The following commonly assigned U.S. Patents are illustrative of various approaches to providing spacecraft attitude control: U.S. Pat. No. 5,459,669, Control System And Method For Spacecraft Attitude Control, to Adsit et al.; U.S. Pat. No. 5,400,252, Spacecraft East/West Orbit Control During A North Or South Stationkeeping Maneuver, to Kazimi et al.; U.S. Pat. No. 5,349,532, Spacecraft Attitude Control And Momentum Unloading Using Gimballed And Throttled Thrusters, to Tilley et al.; and U.S. Pat. No. 5,222,023, Compensated Transition For Spacecraft Attitude Control, to Liu et al.
Reference can also be had to U.S. Pat. No. 5,184,790, Two-Axis Attitude Correction For Orbit Inclination, to Fowell; U.S. Pat.

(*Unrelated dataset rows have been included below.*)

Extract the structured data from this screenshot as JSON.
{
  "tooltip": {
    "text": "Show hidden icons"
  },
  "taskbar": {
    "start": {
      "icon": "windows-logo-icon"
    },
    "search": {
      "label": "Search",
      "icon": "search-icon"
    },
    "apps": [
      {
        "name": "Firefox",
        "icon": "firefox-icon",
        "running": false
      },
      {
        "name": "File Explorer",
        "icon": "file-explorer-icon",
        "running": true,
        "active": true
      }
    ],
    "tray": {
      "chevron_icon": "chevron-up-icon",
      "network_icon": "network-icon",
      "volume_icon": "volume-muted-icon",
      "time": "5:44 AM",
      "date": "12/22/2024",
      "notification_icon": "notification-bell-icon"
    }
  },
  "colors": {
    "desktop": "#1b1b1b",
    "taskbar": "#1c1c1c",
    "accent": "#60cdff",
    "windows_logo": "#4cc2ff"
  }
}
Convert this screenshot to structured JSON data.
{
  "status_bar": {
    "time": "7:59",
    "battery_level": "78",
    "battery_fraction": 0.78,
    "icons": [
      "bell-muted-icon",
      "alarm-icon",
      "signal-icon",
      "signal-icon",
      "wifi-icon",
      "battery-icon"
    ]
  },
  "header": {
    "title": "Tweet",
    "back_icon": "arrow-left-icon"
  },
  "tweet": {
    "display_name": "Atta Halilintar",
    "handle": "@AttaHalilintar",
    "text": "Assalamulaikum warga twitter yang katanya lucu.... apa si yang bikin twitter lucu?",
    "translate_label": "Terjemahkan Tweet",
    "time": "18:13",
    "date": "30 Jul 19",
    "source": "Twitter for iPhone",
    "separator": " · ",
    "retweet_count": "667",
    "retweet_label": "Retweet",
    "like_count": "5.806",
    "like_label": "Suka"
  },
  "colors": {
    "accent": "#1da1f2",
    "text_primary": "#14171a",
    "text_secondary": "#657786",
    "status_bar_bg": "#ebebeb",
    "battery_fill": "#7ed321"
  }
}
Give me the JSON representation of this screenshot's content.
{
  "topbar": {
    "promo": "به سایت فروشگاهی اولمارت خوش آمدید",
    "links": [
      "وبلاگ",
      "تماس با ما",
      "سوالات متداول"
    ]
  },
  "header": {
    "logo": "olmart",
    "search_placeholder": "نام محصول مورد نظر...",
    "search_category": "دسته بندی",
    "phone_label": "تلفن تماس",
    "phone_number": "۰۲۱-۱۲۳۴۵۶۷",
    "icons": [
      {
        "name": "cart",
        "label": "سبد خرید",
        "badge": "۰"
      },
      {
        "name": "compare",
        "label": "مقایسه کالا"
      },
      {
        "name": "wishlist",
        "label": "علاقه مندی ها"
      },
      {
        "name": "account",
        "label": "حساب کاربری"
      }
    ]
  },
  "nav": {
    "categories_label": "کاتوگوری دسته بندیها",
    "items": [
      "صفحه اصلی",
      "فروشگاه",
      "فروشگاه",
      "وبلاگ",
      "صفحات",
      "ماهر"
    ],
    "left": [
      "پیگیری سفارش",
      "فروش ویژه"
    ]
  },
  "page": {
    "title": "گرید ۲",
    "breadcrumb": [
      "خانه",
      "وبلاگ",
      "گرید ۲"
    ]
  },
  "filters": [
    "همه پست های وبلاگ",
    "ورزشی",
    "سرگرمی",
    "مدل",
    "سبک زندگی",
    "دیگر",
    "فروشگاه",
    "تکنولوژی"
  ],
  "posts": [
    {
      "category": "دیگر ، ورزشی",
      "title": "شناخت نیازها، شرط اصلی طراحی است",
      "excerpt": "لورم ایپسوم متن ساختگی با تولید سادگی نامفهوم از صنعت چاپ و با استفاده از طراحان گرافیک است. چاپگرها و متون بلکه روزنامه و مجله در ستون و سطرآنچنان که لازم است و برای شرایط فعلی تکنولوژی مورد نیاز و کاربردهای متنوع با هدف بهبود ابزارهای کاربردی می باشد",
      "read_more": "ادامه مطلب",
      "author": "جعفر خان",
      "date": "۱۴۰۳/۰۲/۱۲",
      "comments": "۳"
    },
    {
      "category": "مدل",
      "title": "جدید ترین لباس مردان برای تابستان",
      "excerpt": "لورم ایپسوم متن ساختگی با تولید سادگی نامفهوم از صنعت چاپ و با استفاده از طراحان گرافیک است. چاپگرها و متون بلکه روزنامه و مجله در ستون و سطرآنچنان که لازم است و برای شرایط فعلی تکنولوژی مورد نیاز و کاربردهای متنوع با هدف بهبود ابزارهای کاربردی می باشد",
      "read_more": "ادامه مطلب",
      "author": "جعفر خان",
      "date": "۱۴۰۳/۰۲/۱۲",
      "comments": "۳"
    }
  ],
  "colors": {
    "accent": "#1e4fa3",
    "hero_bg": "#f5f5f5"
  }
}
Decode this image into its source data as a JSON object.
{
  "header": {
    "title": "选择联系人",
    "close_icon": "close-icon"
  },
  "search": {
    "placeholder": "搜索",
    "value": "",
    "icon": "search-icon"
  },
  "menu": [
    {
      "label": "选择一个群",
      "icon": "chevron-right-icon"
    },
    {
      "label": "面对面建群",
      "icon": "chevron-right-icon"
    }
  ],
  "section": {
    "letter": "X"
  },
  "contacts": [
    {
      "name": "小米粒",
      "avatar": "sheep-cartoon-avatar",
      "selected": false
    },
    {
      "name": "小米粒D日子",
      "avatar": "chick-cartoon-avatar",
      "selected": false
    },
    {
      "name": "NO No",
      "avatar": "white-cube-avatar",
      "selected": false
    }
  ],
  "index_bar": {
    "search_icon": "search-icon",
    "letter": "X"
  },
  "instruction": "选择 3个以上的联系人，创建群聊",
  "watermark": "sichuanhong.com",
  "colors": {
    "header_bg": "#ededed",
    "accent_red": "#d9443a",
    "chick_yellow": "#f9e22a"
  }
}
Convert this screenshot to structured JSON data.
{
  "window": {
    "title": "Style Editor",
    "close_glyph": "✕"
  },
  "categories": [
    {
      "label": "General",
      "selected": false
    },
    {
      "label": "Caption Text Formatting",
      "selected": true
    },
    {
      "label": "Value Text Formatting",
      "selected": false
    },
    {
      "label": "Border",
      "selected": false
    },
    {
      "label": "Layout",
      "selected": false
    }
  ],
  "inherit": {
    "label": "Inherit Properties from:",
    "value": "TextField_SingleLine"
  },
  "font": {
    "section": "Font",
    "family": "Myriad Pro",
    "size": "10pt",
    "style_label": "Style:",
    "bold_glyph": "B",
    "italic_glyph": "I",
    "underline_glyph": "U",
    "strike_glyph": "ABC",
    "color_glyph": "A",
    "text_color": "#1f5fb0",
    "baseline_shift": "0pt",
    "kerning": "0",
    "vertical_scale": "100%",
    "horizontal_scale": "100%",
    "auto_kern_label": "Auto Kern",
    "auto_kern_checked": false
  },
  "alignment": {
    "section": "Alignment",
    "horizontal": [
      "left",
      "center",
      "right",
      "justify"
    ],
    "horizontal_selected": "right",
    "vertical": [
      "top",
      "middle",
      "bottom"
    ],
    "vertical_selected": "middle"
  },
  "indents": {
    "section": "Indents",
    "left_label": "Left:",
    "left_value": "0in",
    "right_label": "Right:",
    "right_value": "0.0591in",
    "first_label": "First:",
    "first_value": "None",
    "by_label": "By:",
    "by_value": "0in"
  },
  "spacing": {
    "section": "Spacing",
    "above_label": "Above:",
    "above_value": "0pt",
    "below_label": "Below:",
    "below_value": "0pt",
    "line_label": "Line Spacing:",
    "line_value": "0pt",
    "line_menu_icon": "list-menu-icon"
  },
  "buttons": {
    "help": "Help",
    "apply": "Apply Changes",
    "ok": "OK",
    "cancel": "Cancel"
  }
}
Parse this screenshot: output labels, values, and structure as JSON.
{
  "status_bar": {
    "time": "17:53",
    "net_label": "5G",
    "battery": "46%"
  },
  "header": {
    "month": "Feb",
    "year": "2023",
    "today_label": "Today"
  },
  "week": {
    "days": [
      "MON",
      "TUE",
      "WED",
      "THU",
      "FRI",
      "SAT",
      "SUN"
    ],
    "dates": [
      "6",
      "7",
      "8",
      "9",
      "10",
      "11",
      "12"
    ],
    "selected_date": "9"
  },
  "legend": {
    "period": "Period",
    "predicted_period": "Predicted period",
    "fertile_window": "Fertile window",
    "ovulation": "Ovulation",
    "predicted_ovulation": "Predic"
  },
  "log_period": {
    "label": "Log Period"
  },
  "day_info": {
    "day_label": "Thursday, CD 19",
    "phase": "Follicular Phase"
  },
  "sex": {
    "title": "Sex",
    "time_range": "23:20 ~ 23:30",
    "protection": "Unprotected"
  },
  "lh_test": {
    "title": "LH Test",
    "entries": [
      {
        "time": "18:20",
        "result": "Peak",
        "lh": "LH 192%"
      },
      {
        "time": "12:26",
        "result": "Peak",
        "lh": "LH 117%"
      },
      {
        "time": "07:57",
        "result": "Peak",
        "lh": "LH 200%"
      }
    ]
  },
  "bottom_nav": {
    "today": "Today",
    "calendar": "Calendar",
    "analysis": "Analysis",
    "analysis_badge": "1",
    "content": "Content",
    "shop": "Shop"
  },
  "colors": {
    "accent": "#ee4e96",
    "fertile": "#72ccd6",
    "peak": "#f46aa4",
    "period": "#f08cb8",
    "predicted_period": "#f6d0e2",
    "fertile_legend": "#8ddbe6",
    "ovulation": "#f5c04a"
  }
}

No. 4,931,942, Transition Control System For Spacecraft Attitude Control, to Garg et al.; U.S. Pat. No. 4,848,706, Spacecraft Attitude Control Using Coupled Thrusters, Garg et al.; U.S. Pat. No. 4,767,084, Autonomous Stationkeeping For Three-Axis Stabilized Spacecraft, to Chan et al.; U.S. Pat. No. 4,759,517, Station-Keeping Using Solar Sailing, to Clark; U.S. Pat. No. 4,599,697, Digital PWPF Three Axis Spacecraft Attitude Control, to Chan et al.; U.S. Pat. No. 4,521,855, Electronic On-Orbit Roll/Yaw Satellite Control, to Lehner et al.; U.S. Pat. No. 4,489,383, Closed-Loop Magnetic Roll/Yaw Control System For High Inclination Orbit Satellites, to Schmidt, Jr.; and U.S. Pat. No. 4,084,772, Roll/Yaw Body Steering For Momentum Biased Spacecraft, to Muhlfelder.
Reference is also made to a publication entitled "Attitude Stabilization of Flexible Spacecraft During Stationkeeping Maneuvers", Bong Wie et al., J. Guidance, Vol. 7, No. 4, pgs. 430-436, Jul.-Aug. 1984.
Reference can also be had to European Patent Application No.: 0499 815 A1, Triaxially Stabilized Satellite Provided with Electric Propulsors for Orbital Maneuvering and Attitude Control, to Mazzini.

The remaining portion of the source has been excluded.